Pour revenir au point de départ, qui concerne plus étroitement les avatars de la traduction de l’essai de Szondi. Solange Lucas conclut son article de 2020 en ces termes :

Entgegen seiner ursprünglichen Absicht verzögerte sich durch Pierre Bourdieus Vorbehalte und Forderungen die Einführung Peter Szondis in die theoretische Diskussion in Frankreich, sowie seine potentielle Wirkung. Der Text, der einen Beitrag zu den heftigen Debatten der zweiten Hälfte der 1960er Jahre hätte leisten können, wurde der französischen Literaturkritik aufgrund der gewünschten Überarbeitung vorenthalten. Von diesem verspäteten Transfer zeugen der Brief und die Notizen aus dem Deutschen Literaturarchiv Marbach[24].

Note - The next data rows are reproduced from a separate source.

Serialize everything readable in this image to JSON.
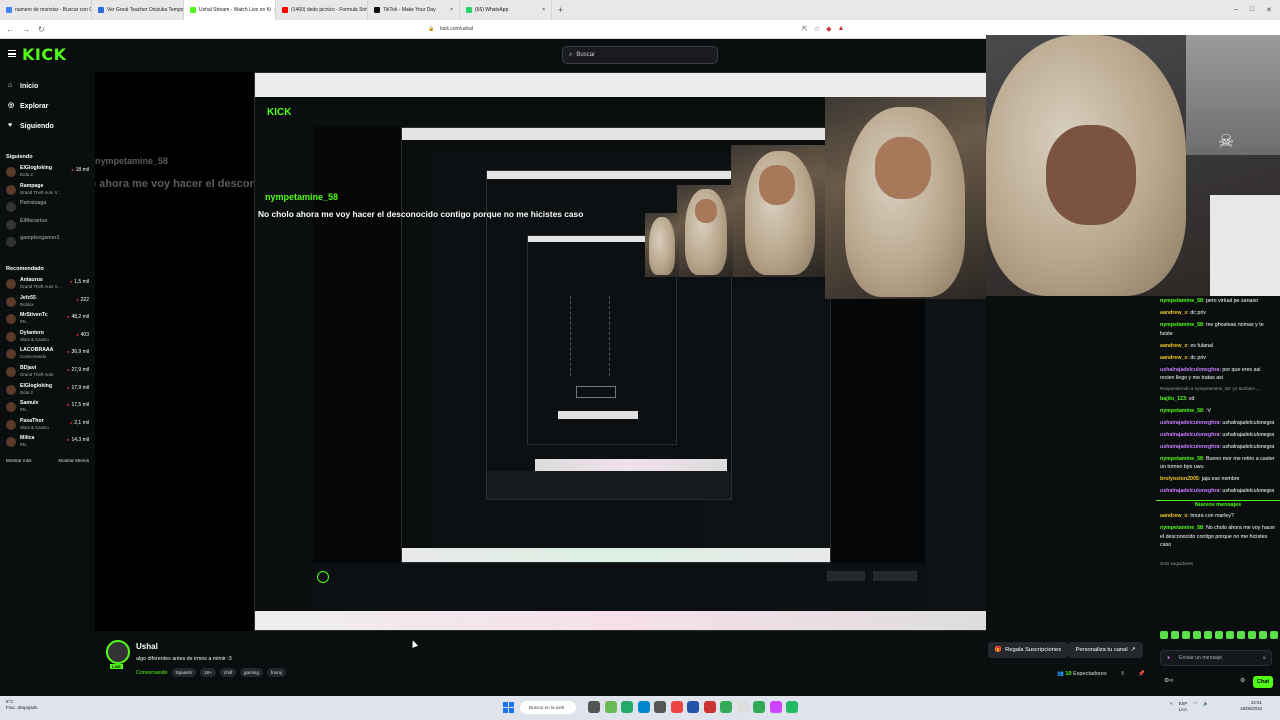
{
  "browser": {
    "tabs": [
      {
        "label": "numero de monstar - Buscar con Go",
        "color": "#4285f4"
      },
      {
        "label": "Ver Great Teacher Onizuka Tempora",
        "color": "#2d6cdf"
      },
      {
        "label": "Ushal Stream - Watch Live on Ki",
        "color": "#53fc18",
        "active": true
      },
      {
        "label": "(1460) dedo picnico - Formula Snivial Gl",
        "color": "#ff0000"
      },
      {
        "label": "TikTok - Make Your Day",
        "color": "#111111"
      },
      {
        "label": "(66) WhatsApp",
        "color": "#25d366"
      }
    ],
    "url": "kick.com/ushal"
  },
  "header": {
    "logo": "KICK",
    "search_placeholder": "Buscar"
  },
  "sidebar": {
    "nav": [
      {
        "label": "Inicio",
        "icon": "home-icon"
      },
      {
        "label": "Explorar",
        "icon": "compass-icon"
      },
      {
        "label": "Siguiendo",
        "icon": "heart-icon"
      }
    ],
    "following_title": "Siguiendo",
    "following": [
      {
        "name": "ElGlogloking",
        "game": "Dota 2",
        "viewers": "18 mil",
        "live": true
      },
      {
        "name": "Rampage",
        "game": "Grand Theft Auto V...",
        "viewers": "",
        "live": true
      },
      {
        "name": "Patratzaga",
        "game": "",
        "viewers": "",
        "live": false
      },
      {
        "name": "ElMacarius",
        "game": "",
        "viewers": "",
        "live": false
      },
      {
        "name": "gamplexgamer1",
        "game": "",
        "viewers": "",
        "live": false
      }
    ],
    "recommended_title": "Recomendado",
    "recommended": [
      {
        "name": "Antaurus",
        "game": "Grand Theft Auto V...",
        "viewers": "1,5 mil"
      },
      {
        "name": "Jefz55",
        "game": "Roblox",
        "viewers": "222"
      },
      {
        "name": "MrStivenTc",
        "game": "IRL",
        "viewers": "48,2 mil"
      },
      {
        "name": "Dylantero",
        "game": "Slots & Casino",
        "viewers": "403"
      },
      {
        "name": "LACOBRAAA",
        "game": "Conversando",
        "viewers": "36,9 mil"
      },
      {
        "name": "BDjavi",
        "game": "Grand Theft Auto",
        "viewers": "27,9 mil"
      },
      {
        "name": "ElGlogloking",
        "game": "Dota 2",
        "viewers": "17,9 mil"
      },
      {
        "name": "Samulx",
        "game": "IRL",
        "viewers": "17,5 mil"
      },
      {
        "name": "PaxaThor",
        "game": "Slots & Casino",
        "viewers": "2,1 mil"
      },
      {
        "name": "Milica",
        "game": "IRL",
        "viewers": "14,3 mil"
      }
    ],
    "show_more": "Mostrar más",
    "show_less": "Mostrar Menos"
  },
  "video": {
    "overlay_user": "nympetamine_58",
    "overlay_message": "No cholo ahora me voy hacer el desconocido contigo porque no me hicistes caso"
  },
  "chat": {
    "messages": [
      {
        "user": "nympetamine_58",
        "color": "#53fc18",
        "text": "pero virtual pe sanaso"
      },
      {
        "user": "aandrew_x",
        "color": "#f3c623",
        "text": "dc priv"
      },
      {
        "user": "nympetamine_58",
        "color": "#53fc18",
        "text": "me ghosteas nomas y te fuiste"
      },
      {
        "user": "aandrew_x",
        "color": "#f3c623",
        "text": "es fulanal"
      },
      {
        "user": "aandrew_x",
        "color": "#f3c623",
        "text": "dc priv"
      },
      {
        "user": "ushalrajadelculoneghra",
        "color": "#c77dff",
        "text": "por que eres asi recien llego y me tratas asi"
      },
      {
        "user": "",
        "color": "#999999",
        "text": "Respondiendo a nympetamine_58: yo tambien ..."
      },
      {
        "user": "bajito_123",
        "color": "#53fc18",
        "text": "xd"
      },
      {
        "user": "nympetamine_58",
        "color": "#53fc18",
        "text": ":V"
      },
      {
        "user": "ushalrajadelculoneghra",
        "color": "#c77dff",
        "text": "ushalrajadelculonegra"
      },
      {
        "user": "ushalrajadelculoneghra",
        "color": "#c77dff",
        "text": "ushalrajadelculonegra"
      },
      {
        "user": "ushalrajadelculoneghra",
        "color": "#c77dff",
        "text": "ushalrajadelculonegra"
      },
      {
        "user": "nympetamine_58",
        "color": "#53fc18",
        "text": "Bueno mor me retiro a caster un torneo bye uwu"
      },
      {
        "user": "brolyoslon2005",
        "color": "#f3c623",
        "text": "jaja ese nombre"
      },
      {
        "user": "ushalrajadelculoneghra",
        "color": "#c77dff",
        "text": "ushalrajadelculonegra"
      }
    ],
    "new_messages_label": "Nuevos mensajes",
    "new_messages": [
      {
        "user": "aandrew_x",
        "color": "#f3c623",
        "text": "lmura con marley?"
      },
      {
        "user": "nympetamine_58",
        "color": "#53fc18",
        "text": "No cholo ahora me voy hacer el desconocido contigo porque no me hicistes caso"
      }
    ],
    "followers_only": "Solo seguidores",
    "input_placeholder": "Enviar un mensaje",
    "send_label": "Chat"
  },
  "stream": {
    "name": "Ushal",
    "live_badge": "LIVE",
    "title": "algo diferentes antes de irmos a mimir :3",
    "category": "Conversando",
    "tags": [
      "Spanish",
      "18+",
      "chill",
      "gaming",
      "funny"
    ],
    "sub_button": "Regala Suscripciones",
    "customize_button": "Personaliza tu canal",
    "viewers_count": "10",
    "viewers_label": "Espectadores"
  },
  "taskbar": {
    "weather_temp": "8°C",
    "weather_desc": "Frac. despejado",
    "search_placeholder": "Buscar en la web",
    "lang": "ESP",
    "lang2": "LAA",
    "time": "22:51",
    "date": "18/06/2023"
  }
}
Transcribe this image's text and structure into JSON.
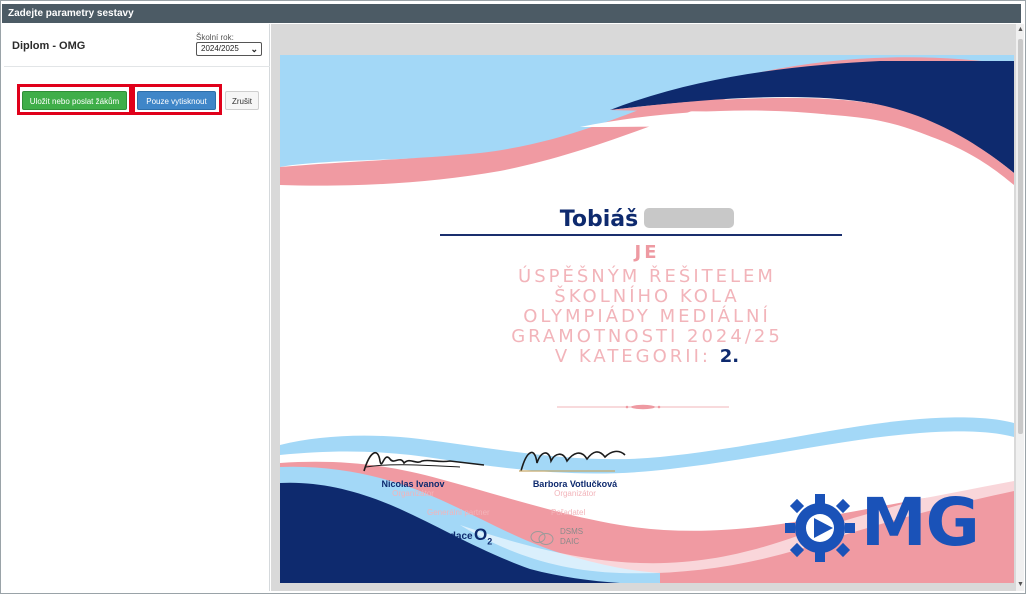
{
  "window": {
    "title": "Zadejte parametry sestavy"
  },
  "panel": {
    "title": "Diplom - OMG",
    "school_year_label": "Školní rok:",
    "school_year_value": "2024/2025"
  },
  "buttons": {
    "save_send": "Uložit nebo poslat žákům",
    "print_only": "Pouze vytisknout",
    "cancel": "Zrušit"
  },
  "diploma": {
    "recipient_first_name": "Tobiáš",
    "je": "JE",
    "body_lines": [
      "ÚSPĚŠNÝM ŘEŠITELEM",
      "ŠKOLNÍHO KOLA",
      "OLYMPIÁDY MEDIÁLNÍ",
      "GRAMOTNOSTI 2024/25"
    ],
    "category_label": "V KATEGORII:",
    "category_value": "2.",
    "signatories": [
      {
        "name": "Nicolas Ivanov",
        "role": "Organizátor"
      },
      {
        "name": "Barbora Votlučková",
        "role": "Organizátor"
      }
    ],
    "general_partner_label": "Generální partner",
    "organizer_label": "Pořadatel",
    "partner_text": "Nadace",
    "partner_brand": "O",
    "partner_brand_sub": "2",
    "organizer_line1": "DSMS",
    "organizer_line2": "DAIC",
    "logo_text": "MG"
  },
  "colors": {
    "pink": "#f09aa2",
    "light_blue": "#a3d8f7",
    "navy": "#0e2a6e",
    "logo_blue": "#1a52b8",
    "green_button": "#3fae49",
    "blue_button": "#3f86c8",
    "highlight": "#e0001a"
  }
}
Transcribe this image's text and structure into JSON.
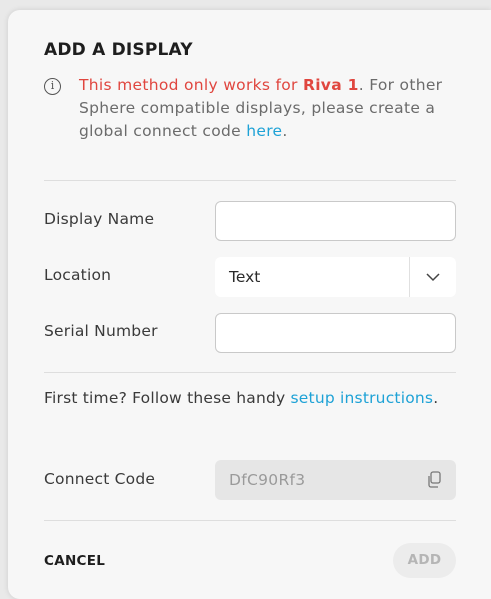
{
  "dialog": {
    "title": "ADD A DISPLAY",
    "info": {
      "icon": "info-icon",
      "prefix": "This method only works for ",
      "device": "Riva 1",
      "middle": ". For other Sphere compatible displays, please create a global connect code ",
      "link": "here",
      "suffix": "."
    },
    "fields": {
      "display_name_label": "Display Name",
      "display_name_value": "",
      "location_label": "Location",
      "location_value": "Text",
      "serial_label": "Serial Number",
      "serial_value": ""
    },
    "setup": {
      "text": "First time? Follow these handy ",
      "link": "setup instructions",
      "suffix": "."
    },
    "connect": {
      "label": "Connect Code",
      "value": "DfC90Rf3",
      "copy_icon": "copy-icon"
    },
    "actions": {
      "cancel": "CANCEL",
      "add": "ADD"
    },
    "colors": {
      "warning": "#e0463f",
      "link": "#1ea2d6",
      "background": "#f7f7f7"
    }
  }
}
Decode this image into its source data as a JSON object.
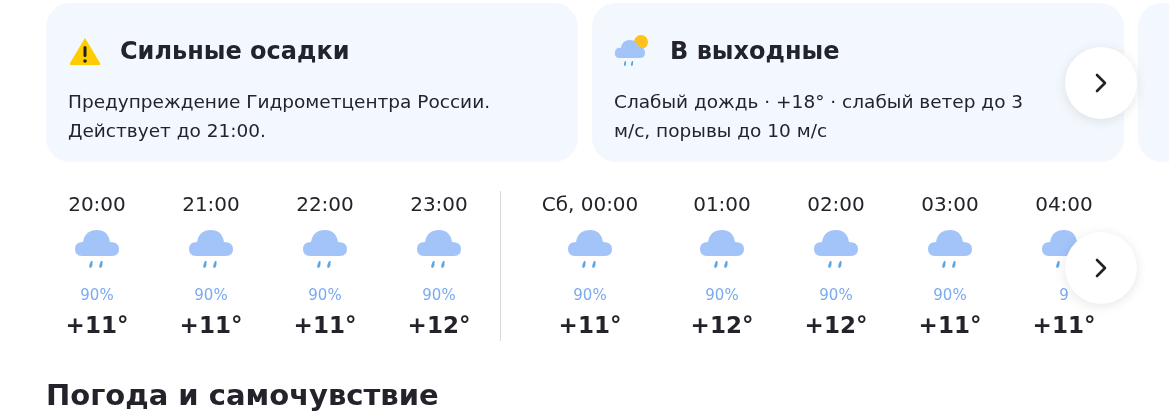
{
  "cards": [
    {
      "kind": "warning",
      "title": "Сильные осадки",
      "text": "Предупреждение Гидрометцентра России. Действует до 21:00."
    },
    {
      "kind": "rain_sun",
      "title": "В выходные",
      "text": "Слабый дождь · +18° · слабый ветер до 3 м/с, порывы до 10 м/с"
    }
  ],
  "hourly": {
    "groups": [
      {
        "hours": [
          {
            "time": "20:00",
            "kind": "rain",
            "precip": "90%",
            "temp": "+11°"
          },
          {
            "time": "21:00",
            "kind": "rain",
            "precip": "90%",
            "temp": "+11°"
          },
          {
            "time": "22:00",
            "kind": "rain",
            "precip": "90%",
            "temp": "+11°"
          },
          {
            "time": "23:00",
            "kind": "rain",
            "precip": "90%",
            "temp": "+12°"
          }
        ]
      },
      {
        "hours": [
          {
            "time": "Сб, 00:00",
            "kind": "rain",
            "precip": "90%",
            "temp": "+11°"
          },
          {
            "time": "01:00",
            "kind": "rain",
            "precip": "90%",
            "temp": "+12°"
          },
          {
            "time": "02:00",
            "kind": "rain",
            "precip": "90%",
            "temp": "+12°"
          },
          {
            "time": "03:00",
            "kind": "rain",
            "precip": "90%",
            "temp": "+11°"
          },
          {
            "time": "04:00",
            "kind": "rain",
            "precip": "9",
            "temp": "+11°"
          }
        ]
      }
    ]
  },
  "section_title": "Погода и самочувствие"
}
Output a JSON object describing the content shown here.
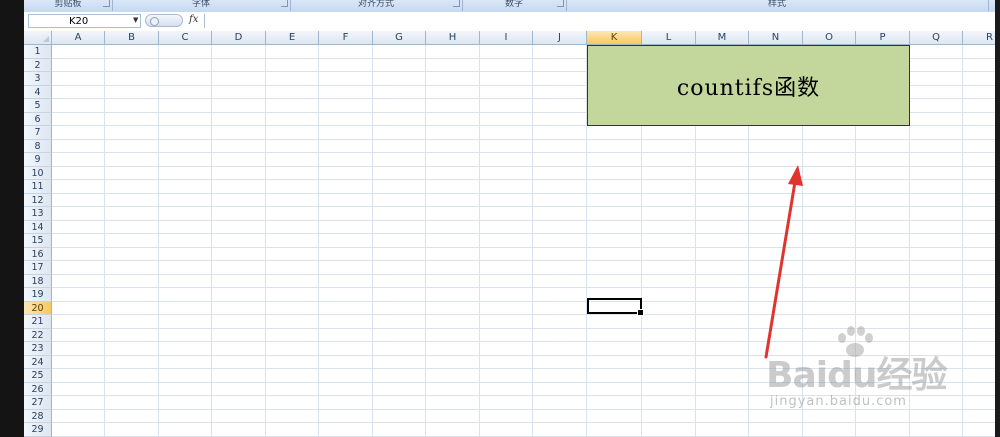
{
  "ribbon": {
    "groups": [
      "剪贴板",
      "字体",
      "对齐方式",
      "数字",
      "样式"
    ]
  },
  "formula_bar": {
    "name_box": "K20",
    "fx_label": "fx",
    "formula": ""
  },
  "sheet": {
    "columns": [
      "A",
      "B",
      "C",
      "D",
      "E",
      "F",
      "G",
      "H",
      "I",
      "J",
      "K",
      "L",
      "M",
      "N",
      "O",
      "P",
      "Q",
      "R"
    ],
    "rows": [
      "1",
      "2",
      "3",
      "4",
      "5",
      "6",
      "7",
      "8",
      "9",
      "10",
      "11",
      "12",
      "13",
      "14",
      "15",
      "16",
      "17",
      "18",
      "19",
      "20",
      "21",
      "22",
      "23",
      "24",
      "25",
      "26",
      "27",
      "28",
      "29"
    ],
    "selected_column": "K",
    "selected_row": "20",
    "title_text": "countifs函数",
    "title_fill": "#c3d69b"
  },
  "annotation": {
    "arrow_color": "#e0342e"
  },
  "watermark": {
    "brand": "Baidu经验",
    "url": "jingyan.baidu.com"
  }
}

On peut se demander si transfert il y eut effectivement, c’est-à-dire si le texte fut jamais introduit dans la discussion théorique française, au-delà même du fait que sa première publication figure dans un volume resté largement confidentiel. Je ne suis pas vraiment en mesure d’en juger, mais mon impression est que ce n’est pas le cas, en dépit de sa reprise (partielle) dans l’anthologie publiée par Denis Thouard en 2011 (qui contient également un texte de Bollack), et la publication d’un numéro de la Revue germanique internationale (vol. 17, 2013) consacré à « L’Herméneutique littéraire et son histoire. Peter Szondi », réunissant un ensemble de textes dont l’objectif premier, comme l’écrit l’éditeur, Marc de Launay, dans sa Présentation, était « de donner à l’oeuvre de Peter Szondi une sorte de deuxième chance et d’être mieux reçue ». Bourdieu aurait-il eu, à sa façon, raison de penser que le texte de Szondi n’était pas adapté au public français?[25]